Just note that this may totally be voluntary - let's say there's universal basic income in place. At least some people are expected to work for various reasons (boredom, fulfillment, getting a better standard of living than the one supplied by UBI)

predictedYES

@MartinModrak Yes agreed!

@Meta_C there are real jobs right now called travel influencer. These are attractive people who take luxury vacations and film themselves doing it. They publish the videos to YouTube and tik tok etc.

It pays enough to pay for the underlying vacation so the influencer never stops vacationing. While dealing with a camera and editing a video is work it obviously could be automated and some YouTube stars make enough to pay someone else to do this part of the work.

Is this a "job". How about Let's Play videos where someone speedruns saving the Titanic in virtual reality. Is this work?

This question is only valid if the employment rate for humans is under 3 percent.

predictedYES

@GeraldMonroe

The 3% thing is largely semantics, the spirit of it remains the same; would anybody need to do any work to make a living… if the current wording of it annoys enough people on here I can change it back 🙂.

On that note, is that what you think everyone will be doing with their time in the future? And will everyone be required to become a source of entertainment to justify their existence?

I suppose it could happen, but I personally find this line of thought extremely sketchy.

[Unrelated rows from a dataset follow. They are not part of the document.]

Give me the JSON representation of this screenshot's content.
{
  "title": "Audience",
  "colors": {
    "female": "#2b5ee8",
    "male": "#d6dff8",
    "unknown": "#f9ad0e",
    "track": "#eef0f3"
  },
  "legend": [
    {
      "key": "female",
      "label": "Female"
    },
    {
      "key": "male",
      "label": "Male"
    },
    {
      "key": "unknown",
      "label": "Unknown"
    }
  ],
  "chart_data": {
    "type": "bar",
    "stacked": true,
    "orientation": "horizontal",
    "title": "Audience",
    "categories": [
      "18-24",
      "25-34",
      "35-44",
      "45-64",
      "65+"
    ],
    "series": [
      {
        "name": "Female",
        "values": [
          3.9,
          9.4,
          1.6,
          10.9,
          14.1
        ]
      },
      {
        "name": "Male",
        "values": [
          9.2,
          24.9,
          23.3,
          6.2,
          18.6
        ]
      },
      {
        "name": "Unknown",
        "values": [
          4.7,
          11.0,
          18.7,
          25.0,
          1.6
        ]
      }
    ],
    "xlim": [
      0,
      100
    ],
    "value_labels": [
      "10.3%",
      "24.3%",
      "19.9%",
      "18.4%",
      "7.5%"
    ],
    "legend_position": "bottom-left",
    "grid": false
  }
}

@Meta_C Taking the question more seriously, if humans don't want to be helpless pets or consumed by AI, they will have to remain working. They will have to build AI systems in such a way that real human review is required and an AI system will be unable to take action without it for more than a short period of time. And other safeguards to ensure the humans are paying attention. (one way is to have the system insert extremely hostile plans by the AI into the review queue, like "and then build a fission bomb.." to ensure the human reviewers are checking). Human activity would also be vastly larger in scope, someone would need to inspect and manage each O'neil habitat and antimatter factory near the sun and starship construction and testing and so on.